Asimismo, Prigione se convierte en el foco de ataques tanto de los sectores
religiosos como los numerosos grupos liberales dentro y fuera del PRI que
reprobaron el acercamiento excesivo del gobierno con la Iglesia. Al finalizar
el salinismo, Prigione dejó no sólo de ser funcional, sino que se convirtió en
actor incómodo tanto para los integrantes del gobierno de Zedillo como para la
propia jerarquía. Prigione sufre la suerte del salinismo.
Trató con
cuatro presidentes. Como pocos, llegó a conocer a la perfección las reglas no
escritas del viejo sistema político mexicano. Esto le permitió posicionarse
entre los actores de poder, sea en comidas opulentas, juegos en su cancha de
tenis en la nunciatura o discretas reuniones con las élites. Prigione, devoto
al protagonismo, se encontraba continuamente en el ojo del huracán mediático.

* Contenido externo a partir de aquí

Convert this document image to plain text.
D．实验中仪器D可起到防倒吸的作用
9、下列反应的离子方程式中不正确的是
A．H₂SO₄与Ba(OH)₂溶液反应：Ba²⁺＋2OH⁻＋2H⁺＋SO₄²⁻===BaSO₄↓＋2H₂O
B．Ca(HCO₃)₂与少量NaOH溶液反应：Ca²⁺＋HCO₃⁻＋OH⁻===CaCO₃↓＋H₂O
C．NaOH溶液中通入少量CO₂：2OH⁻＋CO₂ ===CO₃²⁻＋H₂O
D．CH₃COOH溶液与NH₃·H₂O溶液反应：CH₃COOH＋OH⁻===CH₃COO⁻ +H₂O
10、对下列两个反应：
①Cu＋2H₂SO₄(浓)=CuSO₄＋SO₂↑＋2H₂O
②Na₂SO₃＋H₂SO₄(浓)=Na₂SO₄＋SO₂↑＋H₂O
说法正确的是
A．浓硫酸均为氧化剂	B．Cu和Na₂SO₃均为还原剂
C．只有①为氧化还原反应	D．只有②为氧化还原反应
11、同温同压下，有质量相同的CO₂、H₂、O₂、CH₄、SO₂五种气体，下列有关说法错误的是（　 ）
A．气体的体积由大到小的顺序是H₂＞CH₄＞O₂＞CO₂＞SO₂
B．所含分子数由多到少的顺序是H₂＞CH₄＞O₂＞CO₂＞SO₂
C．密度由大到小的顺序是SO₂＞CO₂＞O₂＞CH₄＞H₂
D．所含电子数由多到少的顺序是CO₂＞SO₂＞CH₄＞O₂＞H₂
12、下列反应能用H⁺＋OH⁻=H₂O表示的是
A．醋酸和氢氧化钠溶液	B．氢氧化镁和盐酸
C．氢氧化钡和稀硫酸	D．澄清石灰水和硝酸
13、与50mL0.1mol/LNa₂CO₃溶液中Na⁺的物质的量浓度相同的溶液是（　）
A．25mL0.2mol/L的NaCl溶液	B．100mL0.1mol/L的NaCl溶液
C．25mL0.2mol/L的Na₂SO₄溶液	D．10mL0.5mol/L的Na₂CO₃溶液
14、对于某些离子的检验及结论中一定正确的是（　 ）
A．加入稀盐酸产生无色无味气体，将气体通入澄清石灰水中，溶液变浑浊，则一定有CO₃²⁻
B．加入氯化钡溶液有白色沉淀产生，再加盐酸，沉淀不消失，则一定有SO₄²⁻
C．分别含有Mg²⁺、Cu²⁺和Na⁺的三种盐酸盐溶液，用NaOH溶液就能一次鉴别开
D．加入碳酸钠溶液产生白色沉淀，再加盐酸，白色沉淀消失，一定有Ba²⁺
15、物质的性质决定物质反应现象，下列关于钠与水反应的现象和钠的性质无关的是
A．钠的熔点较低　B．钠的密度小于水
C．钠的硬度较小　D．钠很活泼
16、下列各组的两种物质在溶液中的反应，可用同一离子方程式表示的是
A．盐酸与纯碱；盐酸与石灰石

Como cuando comparó a las llamadas sectas, iglesias evangélicas, con las moscas
porque ambas pueden ser liquidadas a periodicazos.
Sin embargo,
su defensa incondicional de Marcial Maciel, sus vínculos sombríos con el cártel
de los hermanos Arellano Félix y su obcecación contra Samuel Ruiz, precipitaron
su imagen pública ya contaminada. Internamente sectores de la Iglesia
reprobaban las escandalosas conductas de abuso y sometimiento sexual que el
nuncio cometía con la hermana Alma Zamora de la congregación Hijas de la Pureza
de la Virgen María. El caso llegó a Roma, según relata en sus memorias Camilo
Maccise, quien era entonces presidente de la Unión de Superiores Religiosos,
con sede en Roma.
A partir de
su retiro, en 1997, Prigione fue congelado. No tuvo ni nombramientos ni cargos
destacados. Fue hombre de poder antes que pastor; actor político más que guía
espiritual. Dejó escuela y su huella parece latente. Muestra que la gloria del
poder, sea religiosa o política, es siempre pasajera.